中でもビタミンCはレモンの約2倍、カリウムはタマネギの約2.5倍、食物繊維は小松菜の約2倍、タンパク質はニンジンの約7倍の量が含まれています。タンパク質は、野菜の中ではかなりの含有量で、100グラムあたり4.3グラムも含まれます。
そして、特徴的なのは「ジインドリルメタン」と「I3C(インドール-3-カルビノール)」という成分が含まれていること。これらはアブラナ科の野菜に含まれる成分で、男性ホルモンの「テストステロン」を増強するとともに、女性ホルモンの「エストロゲン」を抑える働きがあります。
そんなブロッコリーですが、「栄養が豊富だから」といって食べ過ぎてしまうと、健康への影響や弊害があります。
まず、ブロッコリーは、他の野菜と比べると食物繊維の含有量が多いです。食物繊維の過剰摂取で便秘や下痢、おなかの張り、消化不良などの症状を引き起こす恐れがあるほか、栄養素の吸収を妨げてしまう可能性もあります。
ただし、現代人の食事では食物繊維の摂取量が不足していることの方が多いので、適量であれば積極的に食べていただきたい食材です。
また、ブロッコリーに含まれている「シュウ酸」は、摂取し過ぎると「尿路結石症」を引き起こす原因になります。ゆでることで、3分の1から2分の1程度のシュウ酸を取り除けますが、その一方でビタミンCやカリウムといった水溶性の栄養素も流れ出てしまいます。これらの栄養素をなるべく摂取したい場合は蒸したり、レンジ調理したりするとよいですが、ブロッコリーをたくさん食べるときはゆでることをおすすめします。
ブロッコリーにはカリウムも多く含まれていますが、通常の食事では、取り過ぎることはほとんどありません。ただし、腎機能が低下している人や、医師から注意を受けている人は「ゆでこぼし」をしたり、摂取量を控えたりする必要があります。
ブロッコリーで「体臭が強くなる」?
ちなみに、「ブロッコリーを食べ過ぎると、体臭が強くなる」と聞いたことがある人もいるかもしれません。これにはブロッコリーをはじめとするアブラナ科の野菜に含まれる物質「コリン」が関係しています。

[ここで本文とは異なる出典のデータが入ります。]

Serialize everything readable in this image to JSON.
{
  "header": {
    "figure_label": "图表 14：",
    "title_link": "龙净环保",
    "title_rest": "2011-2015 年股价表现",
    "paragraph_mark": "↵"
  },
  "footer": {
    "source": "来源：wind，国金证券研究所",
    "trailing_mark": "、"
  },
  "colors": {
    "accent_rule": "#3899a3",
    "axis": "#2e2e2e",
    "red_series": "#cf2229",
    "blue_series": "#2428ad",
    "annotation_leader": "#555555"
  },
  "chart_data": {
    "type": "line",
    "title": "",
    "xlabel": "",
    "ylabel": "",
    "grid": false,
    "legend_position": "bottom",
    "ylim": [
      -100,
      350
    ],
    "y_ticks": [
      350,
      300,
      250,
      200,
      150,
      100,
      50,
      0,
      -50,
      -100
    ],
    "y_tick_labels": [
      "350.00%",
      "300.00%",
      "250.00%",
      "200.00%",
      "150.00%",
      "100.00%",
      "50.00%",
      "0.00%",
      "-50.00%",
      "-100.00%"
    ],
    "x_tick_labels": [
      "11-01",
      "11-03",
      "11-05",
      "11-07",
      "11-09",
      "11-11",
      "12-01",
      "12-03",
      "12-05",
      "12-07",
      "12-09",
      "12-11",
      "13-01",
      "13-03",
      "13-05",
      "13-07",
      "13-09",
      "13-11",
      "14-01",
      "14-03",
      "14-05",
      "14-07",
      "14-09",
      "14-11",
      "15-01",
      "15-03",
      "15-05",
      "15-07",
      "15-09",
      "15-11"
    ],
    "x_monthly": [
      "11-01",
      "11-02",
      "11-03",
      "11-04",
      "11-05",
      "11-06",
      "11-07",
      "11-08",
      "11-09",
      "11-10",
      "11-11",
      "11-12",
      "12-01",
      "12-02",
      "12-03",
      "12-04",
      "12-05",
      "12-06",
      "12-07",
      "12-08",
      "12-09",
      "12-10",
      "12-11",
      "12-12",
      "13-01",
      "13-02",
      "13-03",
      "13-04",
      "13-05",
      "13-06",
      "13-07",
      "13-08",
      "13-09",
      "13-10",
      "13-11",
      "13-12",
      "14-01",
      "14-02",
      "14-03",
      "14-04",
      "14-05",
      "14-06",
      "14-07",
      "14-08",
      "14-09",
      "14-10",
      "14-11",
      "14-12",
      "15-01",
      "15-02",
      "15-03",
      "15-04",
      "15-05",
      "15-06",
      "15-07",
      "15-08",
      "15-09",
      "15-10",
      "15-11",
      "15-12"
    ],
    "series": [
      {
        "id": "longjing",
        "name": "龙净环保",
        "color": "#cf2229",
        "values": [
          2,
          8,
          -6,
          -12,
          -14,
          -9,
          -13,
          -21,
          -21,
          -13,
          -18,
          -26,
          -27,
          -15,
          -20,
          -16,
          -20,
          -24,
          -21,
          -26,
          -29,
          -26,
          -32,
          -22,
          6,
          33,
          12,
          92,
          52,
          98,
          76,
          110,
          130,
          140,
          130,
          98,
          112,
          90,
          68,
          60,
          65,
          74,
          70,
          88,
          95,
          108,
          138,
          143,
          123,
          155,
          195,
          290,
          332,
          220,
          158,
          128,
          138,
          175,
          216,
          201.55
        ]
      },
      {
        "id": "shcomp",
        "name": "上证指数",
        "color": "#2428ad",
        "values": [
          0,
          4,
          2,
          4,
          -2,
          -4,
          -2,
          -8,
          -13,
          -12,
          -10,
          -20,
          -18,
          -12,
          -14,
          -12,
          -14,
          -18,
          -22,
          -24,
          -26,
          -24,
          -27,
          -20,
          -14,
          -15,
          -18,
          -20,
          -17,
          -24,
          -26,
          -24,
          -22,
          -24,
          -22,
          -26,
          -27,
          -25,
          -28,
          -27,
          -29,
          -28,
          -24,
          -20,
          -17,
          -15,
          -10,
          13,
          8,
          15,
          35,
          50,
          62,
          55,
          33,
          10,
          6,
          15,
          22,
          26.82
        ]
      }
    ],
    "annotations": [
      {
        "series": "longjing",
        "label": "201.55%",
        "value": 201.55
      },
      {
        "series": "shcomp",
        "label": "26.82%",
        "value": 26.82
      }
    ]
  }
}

コリンは体内で「トリメチルアミン」という物質に変わり、それが増えると体臭が強くなります。しかし、これは通常では考えられないほどの量を食べた場合のことなので、ほとんどのケースでは問題ないでしょう。ただ、肝臓の機能が低下している人や、そもそもトリメチルアミンを分解できない体質の人に限り、注意が必要です。

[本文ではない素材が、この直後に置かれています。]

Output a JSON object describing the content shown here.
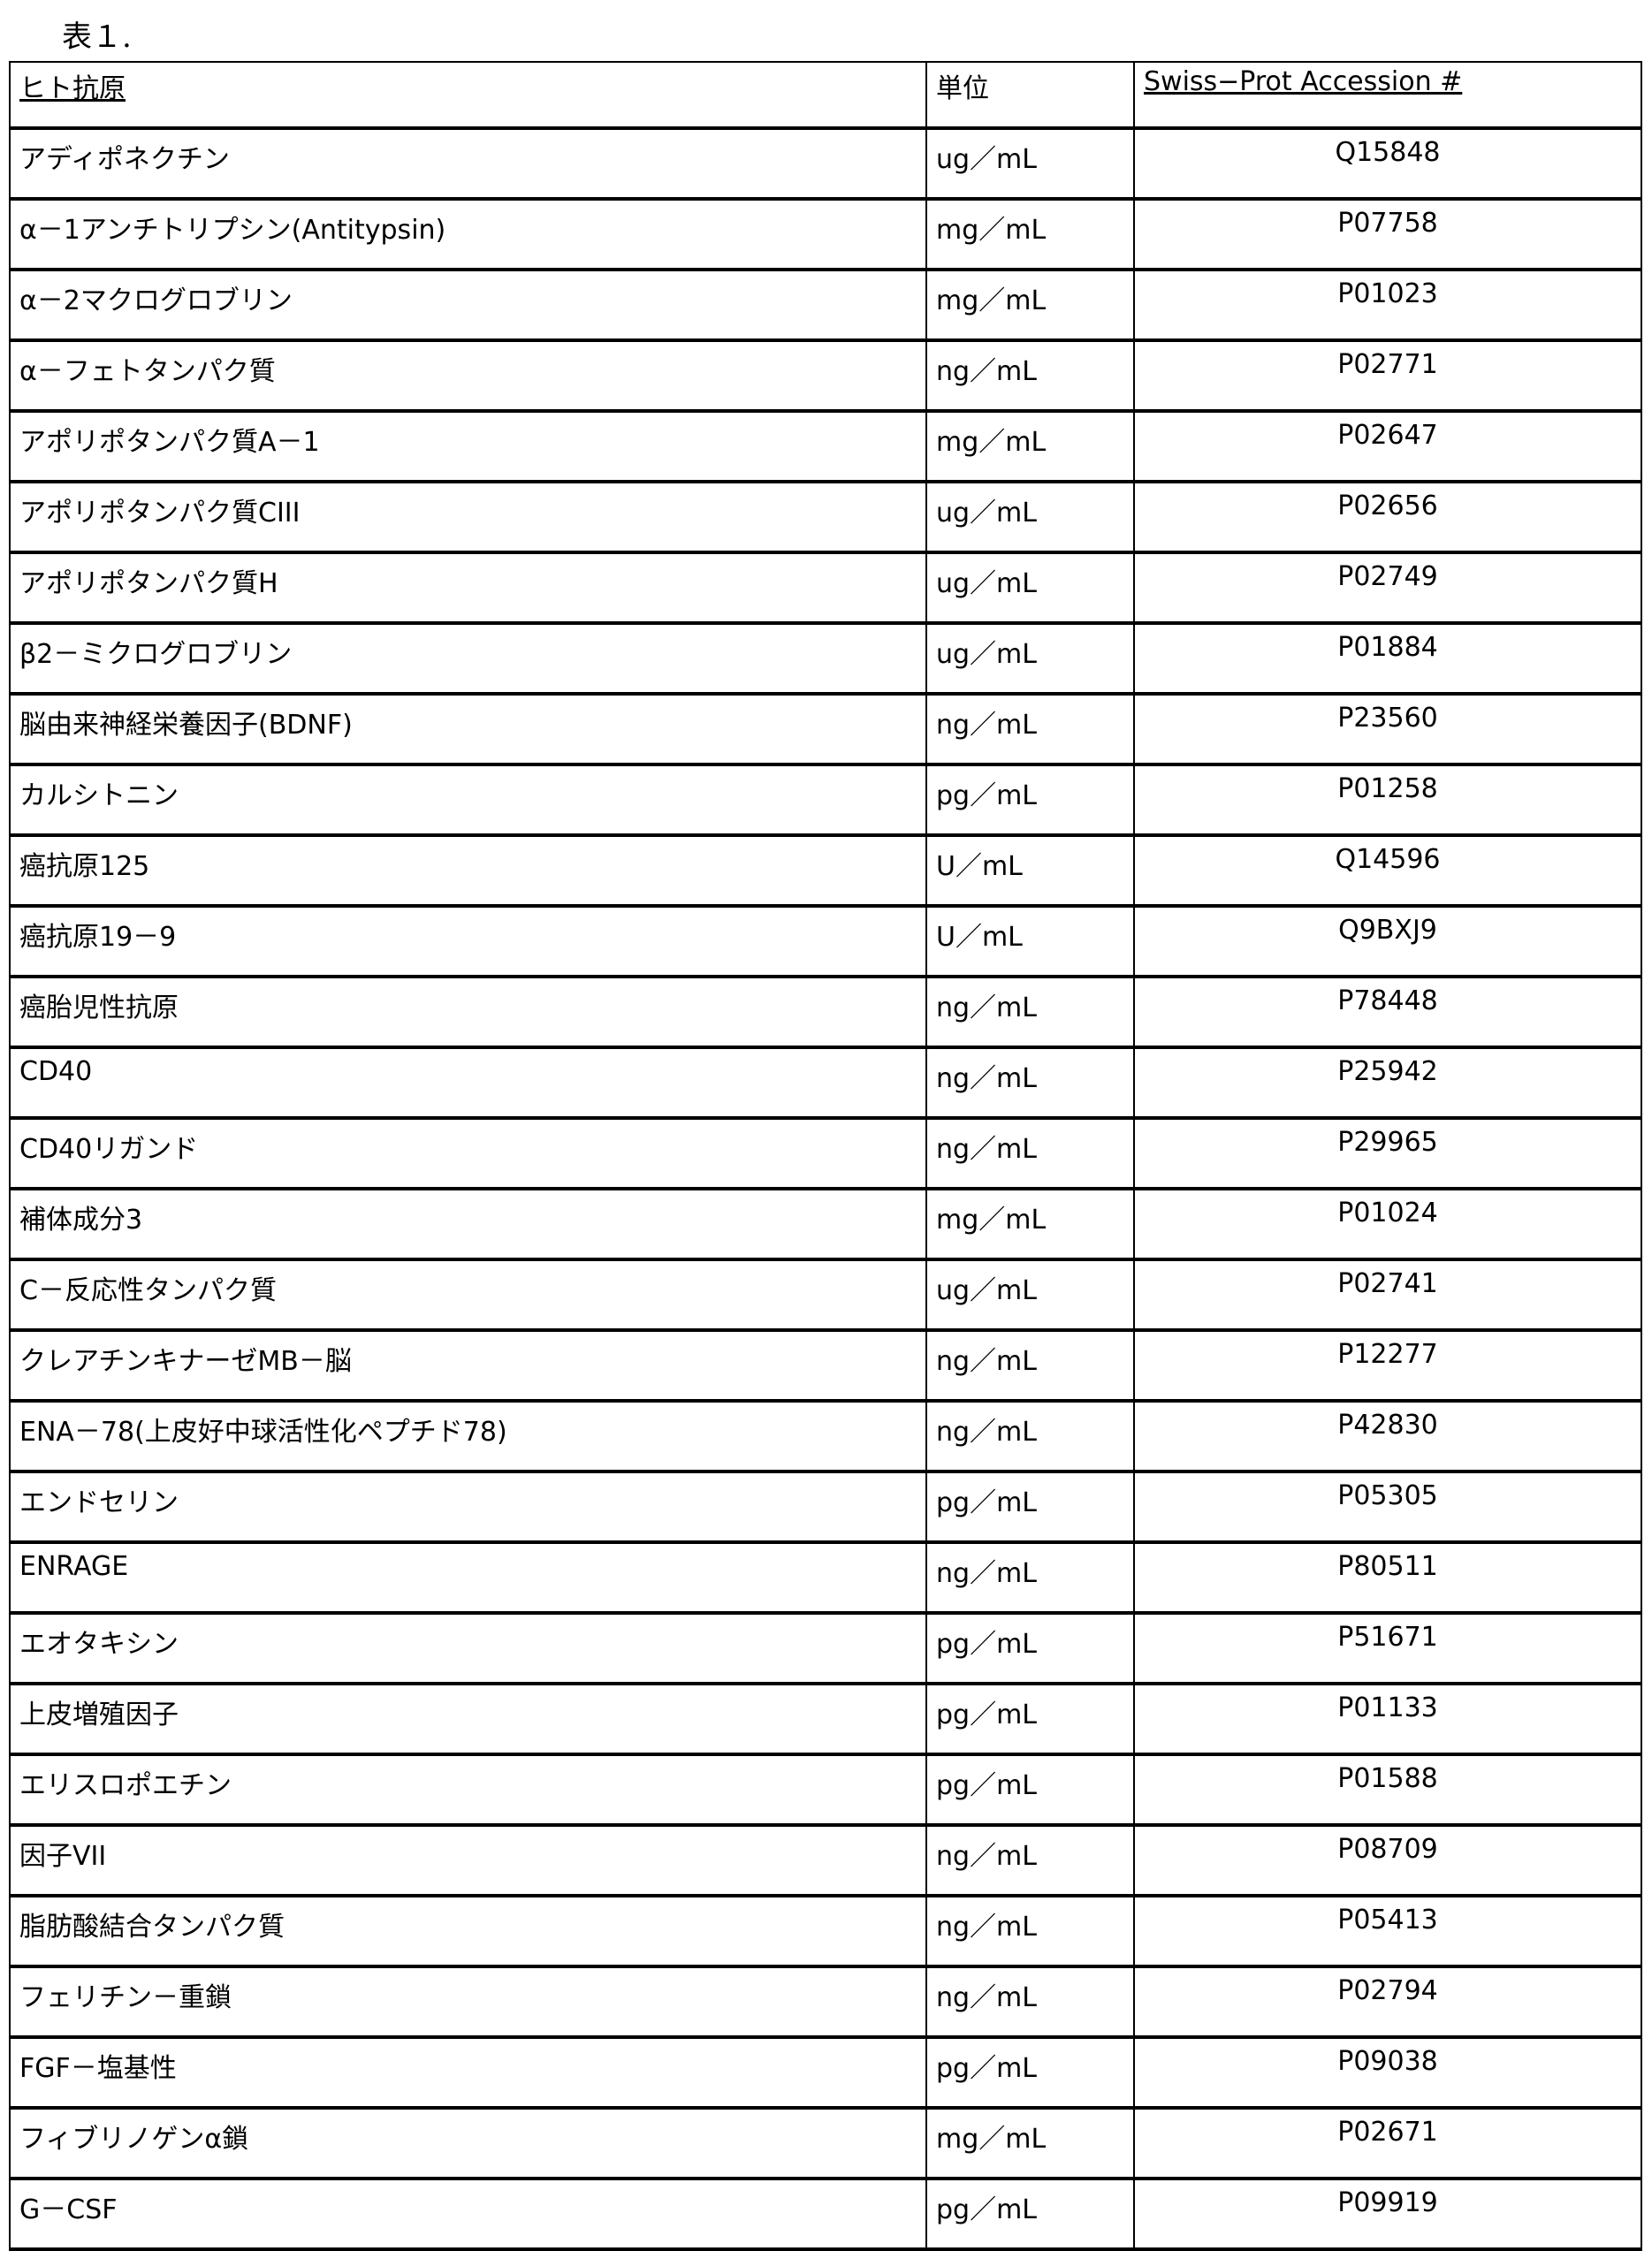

ブロッコリーの摂取目安量は特に決められていませんが、厚生労働省は成人の野菜の摂取目安量を「1日あたり350グラム以上」、緑黄色野菜は「1日あたり120グラム以上」と設定しています。ブロッコリーは緑黄色野菜に分類されるので、他の緑黄色野菜と合わせて120グラム、さらにキノコや海藻も含め、全体で350グラムを目指すのがよいでしょう。
“食べ過ぎ”の明確な量は人によってさまざまなので、過剰摂取の明確な数値はありません。食べたときの体調や症状を見ながら、自分に合った量を探しましょう。ブロッコリーだけの話ではありませんが、一つの食材だけを摂取していると栄養が偏ってしまうので、全体のバランスが何よりも大切です。